Find the mass $M$ and the center of mass $(\bar{x},\bar{y})$ of a lamina in the shape of a region $R$ in the $xy$-plane that lies outside the circle $x^{2}+y^{2}=a^{2}$ and inside the circle $x^{2}+y^{2}=2ax.$ The mass density $\rho$ is inversely proportional to the distance from the origin.
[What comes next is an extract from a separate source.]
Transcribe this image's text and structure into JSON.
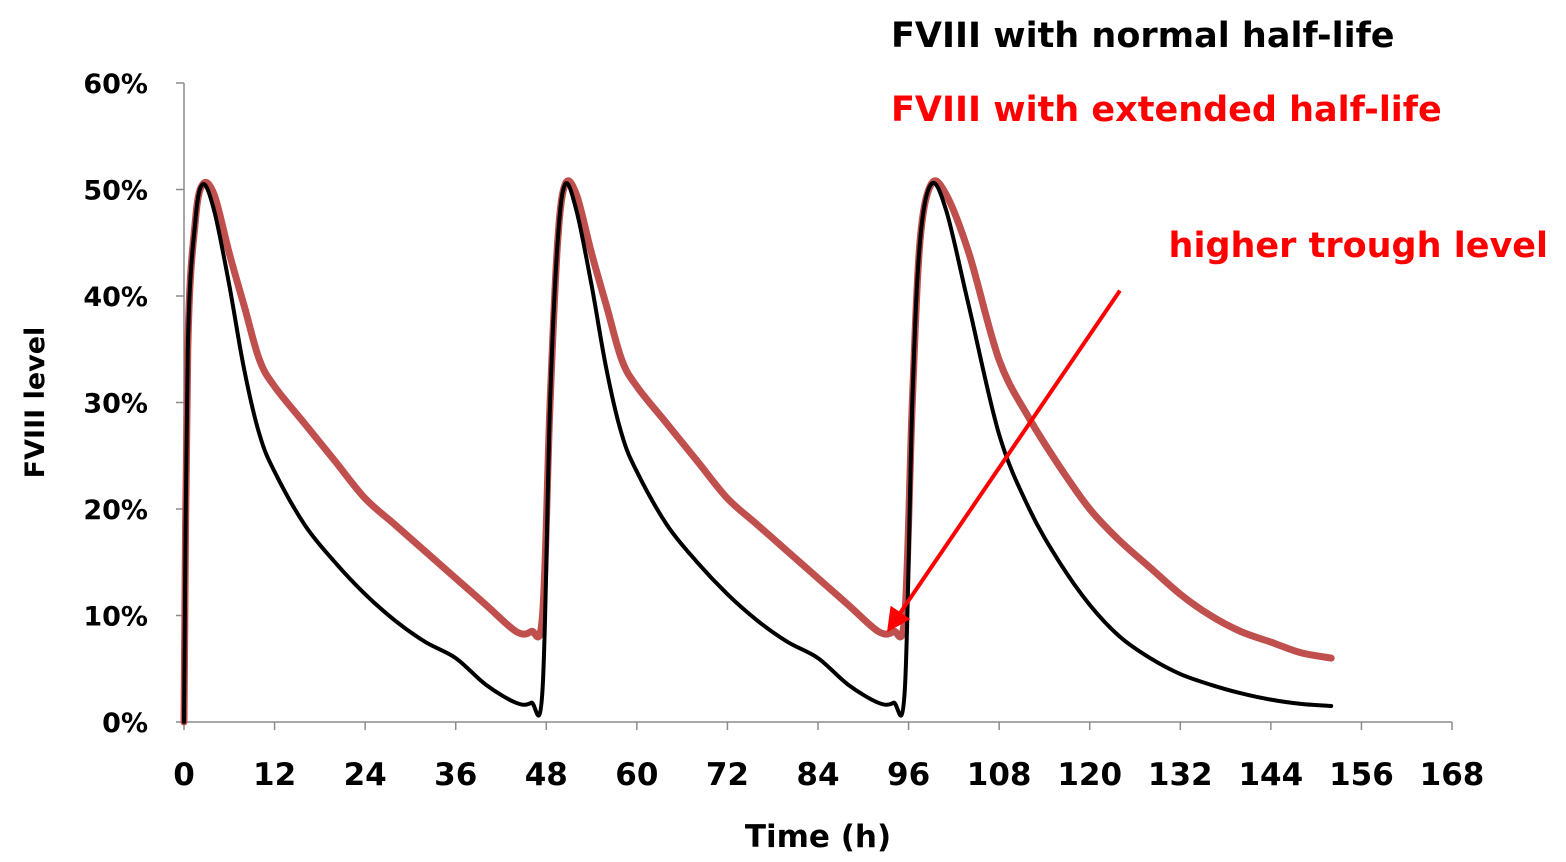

Figure 34 $a\leq r\leq 2a\cos\theta$, $-\dfrac{\pi}{3}\leq \theta\leq \dfrac{\pi}{3}$

Solution Figure 34 illustrates the region $R$. Since $R$ involves two circles, we use polar coordinates. Then the two circles are given by $r=a$ and by $r=2a\cos \theta$. The circles intersect when $a=2a\cos \theta$ or $\cos \theta =\dfrac{1}{2},$ and the points of intersection are $\left( a,\dfrac{\pi }{3}\right)$ and $\left( a,-\dfrac{\pi }{3}\right) .$ The region $R$ is given by $a\leq r\leq 2a\cos \theta ,$ $-\dfrac{\pi }{3}\leq \theta \leq \dfrac{\pi }{3}.$

Since the distance of a point $(x,y)$ from the origin is $\sqrt{x^{2}+y^{2}}$ , the mass density of the lamina at any point $(x,y)$ in $R$ is $$\rho (x,y)=\dfrac{k}{\sqrt{x^{2}+y^{2}}}=\dfrac{k}{r} \qquad {\color{#0066A7}{\hbox{\(r^{2} =x^{2} + y^{2}\)}}}$$

where $k$ is the constant of proportionality. Since $R$ does not contain the origin, the mass density $\rho =\rho (x,y)$ is continuous on $R.$ The mass $M$ of the lamina is $$\begin{eqnarray*} M &=&\displaystyle\iint\limits_{\kern-3ptR}\rho (x,y)\,{\it dA}=k\displaystyle\iint\limits_{\kern-3ptR}\dfrac{rdr\,d\theta }{r} =k\int_{-\pi /3}^{\pi /3}\int_{a}^{2a\cos \theta }\,dr\,d\theta \\[4pt] &=&k \int_{-\pi /3}^{\pi /3}(2a\cos \theta -a)\,d\theta =k\big[2a\sin \theta -a\theta \big] _{-\pi /3}^{\pi /3}= k\!\left( 2a\sqrt{3}-a\dfrac{2\pi }{3}\right)\\[4pt] &=&\dfrac{2ka}{3}(3\sqrt{3}-\pi ) \end{eqnarray*}$$

Both the mass density function and the region $R$ are symmetric about the $x$-axis. So, the center of mass lies on the $x$-axis; that is, $\bar{y}=0$. To find $\bar{x}$, we first find $M_{y}$. $$\begin{eqnarray*} M_{y}& =&\displaystyle\iint\limits_{\kern-3ptR}x\rho (x,y)\,{\it dA}=\displaystyle\iint\limits_{\kern-3ptR}( r\cos \theta ) \left( \dfrac{k}{r}\right) r\,dr\,d\theta =k\int_{-\pi /3}^{\pi /3}\int_{a}^{2a\cos \theta }r\cos \theta \,dr\,d\theta\\[4pt] &=&\dfrac{k}{2}\int_{-\pi /3}^{\pi /3}(4a^{2}\cos ^{2}\theta -a^{2})\cos \theta \,d\theta = a^{2}\dfrac{k}{2}\int_{-\pi /3}^{\pi /3}(3-4\sin ^{2}\theta )\cos \theta \,d\theta\\[4pt] &=&\dfrac{a^{2}k}{2}\left[ 3\sin \theta -\dfrac{4\sin ^{3}\theta }{3} \right] _{-\pi /3}^{\pi /3}=ka^{2}\sqrt{3} \end{eqnarray*}$$

Then $$\bar{x}=\dfrac{M_{y}}{M}=\dfrac{ka^{2}\sqrt{3}}{\dfrac{2ka}{3}(3\sqrt{3}-\pi )} =\dfrac{3a\sqrt{3}}{2(3\sqrt{3}-\pi )}\approx 1.265a$$

The center of mass is approximately $(1.265a,0)$.